Erfurt. In Thüringen sind im vergangenen Jahr mehr Kinder und Jugendliche Opfer von Gewalt und sexuellem Missbrauch geworden.

Die Zahl der Kinder und Jugendlichen, die in Thüringen Opfer von Gewalt, sexuellem Missbrauch oder Pornografie wurden, ist 2018 angestiegen. Nach der Polizeilichen Kriminalstatistik, die am Vormittag gemeinsam von der Deutschen Kinderhilfe – Die ständige Kindervertretung, dem Bundeskriminalamtes und dem Unabhängigen Beauftragten des Bundes für Fragen des sexuellen Kindesmissbrauchs vorgestellt wurden, wurden knapp 500 Thüringer Kinder und Jugendliche sexuell missbraucht. In 18 Fällen kam es zu sexuellen Übergriffen an Schutzbefohlenen. 300 Kinder und Jugendliche wurden Opfer von Pornografie. Bundesweit waren 2018 mehr als 14.600 Kinder von sexueller Gewalt betroffen, das seien 40 Fälle pro Tag, von denen man Kenntnis erhalten habe, hieß es. Herstellung, Besitz und Verbreitung sogenannten kinderpornografischen Materials stiegen von 6.500 auf fast 7.500 Fälle. Das ist ein Anstieg von knapp 15 Prozent im Vergleich zu 2017.

136 Kinder kamen gewaltsam zu Tode. Fast 80 Prozent von ihnen waren zum Zeitpunkt des Todes jünger als sechs Jahre. In 98 Fällen blieb es bei einem Tötungsversuch. Bei den Zahlen zu Misshandlungen ist bundesweit nur ein leichter Rückgang von 4.247 auf 4.180 betroffene Kinder zu verzeichnen.

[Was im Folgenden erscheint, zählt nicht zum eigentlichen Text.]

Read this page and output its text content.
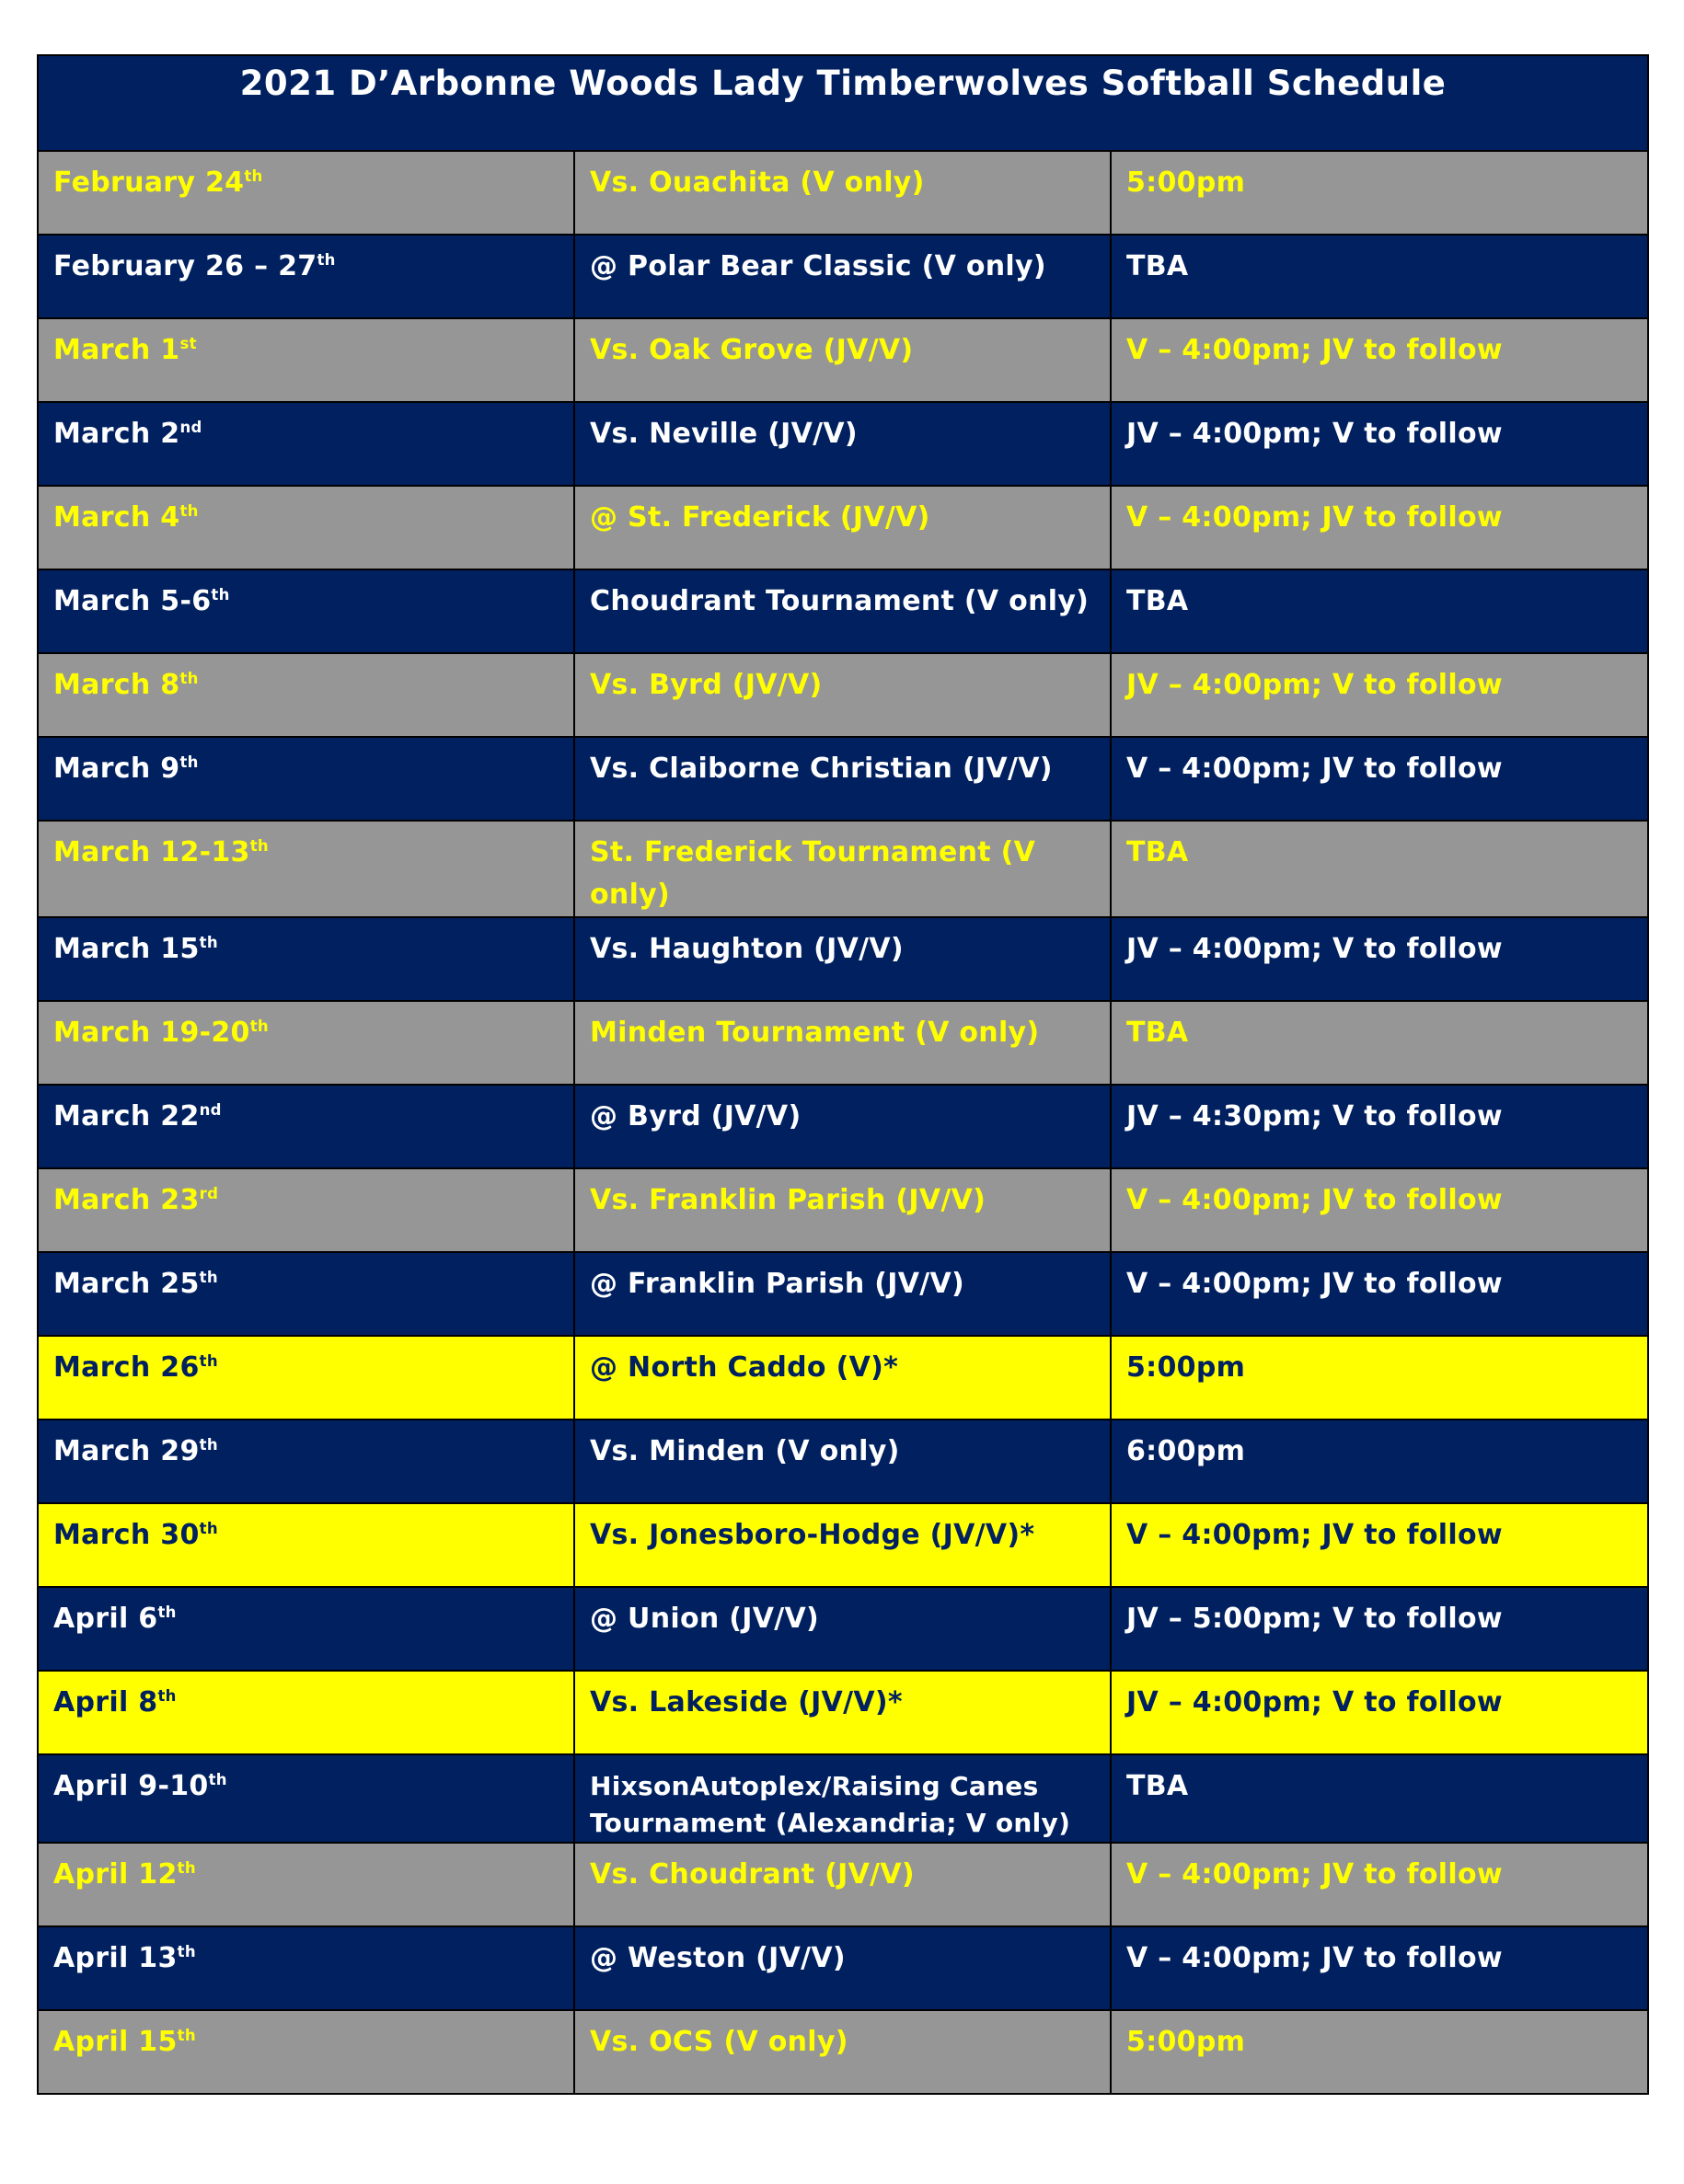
2021 D’Arbonne Woods Lady Timberwolves Softball Schedule		
February 24th	Vs. Ouachita (V only)	5:00pm
February 26 – 27th	@ Polar Bear Classic (V only)	TBA
March 1st	Vs. Oak Grove (JV/V)	V – 4:00pm; JV to follow
March 2nd	Vs. Neville (JV/V)	JV – 4:00pm; V to follow
March 4th	@ St. Frederick (JV/V)	V – 4:00pm; JV to follow
March 5-6th	Choudrant Tournament (V only)	TBA
March 8th	Vs. Byrd (JV/V)	JV – 4:00pm; V to follow
March 9th	Vs. Claiborne Christian (JV/V)	V – 4:00pm; JV to follow
March 12-13th	St. Frederick Tournament (V only)	TBA
March 15th	Vs. Haughton (JV/V)	JV – 4:00pm; V to follow
March 19-20th	Minden Tournament (V only)	TBA
March 22nd	@ Byrd (JV/V)	JV – 4:30pm; V to follow
March 23rd	Vs. Franklin Parish (JV/V)	V – 4:00pm; JV to follow
March 25th	@ Franklin Parish (JV/V)	V – 4:00pm; JV to follow
March 26th	@ North Caddo (V)*	5:00pm
March 29th	Vs. Minden (V only)	6:00pm
March 30th	Vs. Jonesboro-Hodge (JV/V)*	V – 4:00pm; JV to follow
April 6th	@ Union (JV/V)	JV – 5:00pm; V to follow
April 8th	Vs. Lakeside (JV/V)*	JV – 4:00pm; V to follow
April 9-10th	HixsonAutoplex/Raising Canes Tournament (Alexandria; V only)	TBA
April 12th	Vs. Choudrant (JV/V)	V – 4:00pm; JV to follow
April 13th	@ Weston (JV/V)	V – 4:00pm; JV to follow
April 15th	Vs. OCS (V only)	5:00pm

Der Unabhängige Beauftragte für Fragen des sexuellen Kindesmissbrauchs, Johannes-Wilhelm Rörig, forderte eine konsequenteres Bekämpfung von sexueller Gewalt gegen Minderjährige: „Das weiterhin hohe Niveau der angezeigten Fälle beim Kindesmissbrauch sowie die starke Steigerung der Fälle bei den Missbrauchsabbildungen darf niemanden in der Politik kalt lassen. Die Ermittlungsmöglichkeiten müssen weiter geschärft werden. Die IP-Adresse führt zum Täter, weshalb wir in Deutschland dringend eine EU-rechtskonforme Vorratsdatenspeicherung brauchen. Nach den Missbrauchsfällen von Lügde und Staufen appelliere ich dringlich an alle Landesregierungen, Landesmissbrauchsbeauftragte einzurichten, ressortübergreifende Bestands- und Defizitanalysen zum Kinderschutz durchzuführen und konkrete Maßnahmen mit Zeitplan und Preisschild zu vereinbaren“, so Röhrig.

Kathinka Beckmann, Pädagogik-Professorin an der Hochschule Koblenz bemängelte Defizite in der Kinder und Jugendhilfe. Es gebe zu wenige Fachkräfte bei steigenden Fallzahlen, keine ausreichende Qualifizierung der Mitarbeitenden und eine mangelnde finanzielle Ausstattung. „Wer in der Jugendhilfe spart, begeht institutionelle Kindeswohlgefährdung“, sagte Beckmann.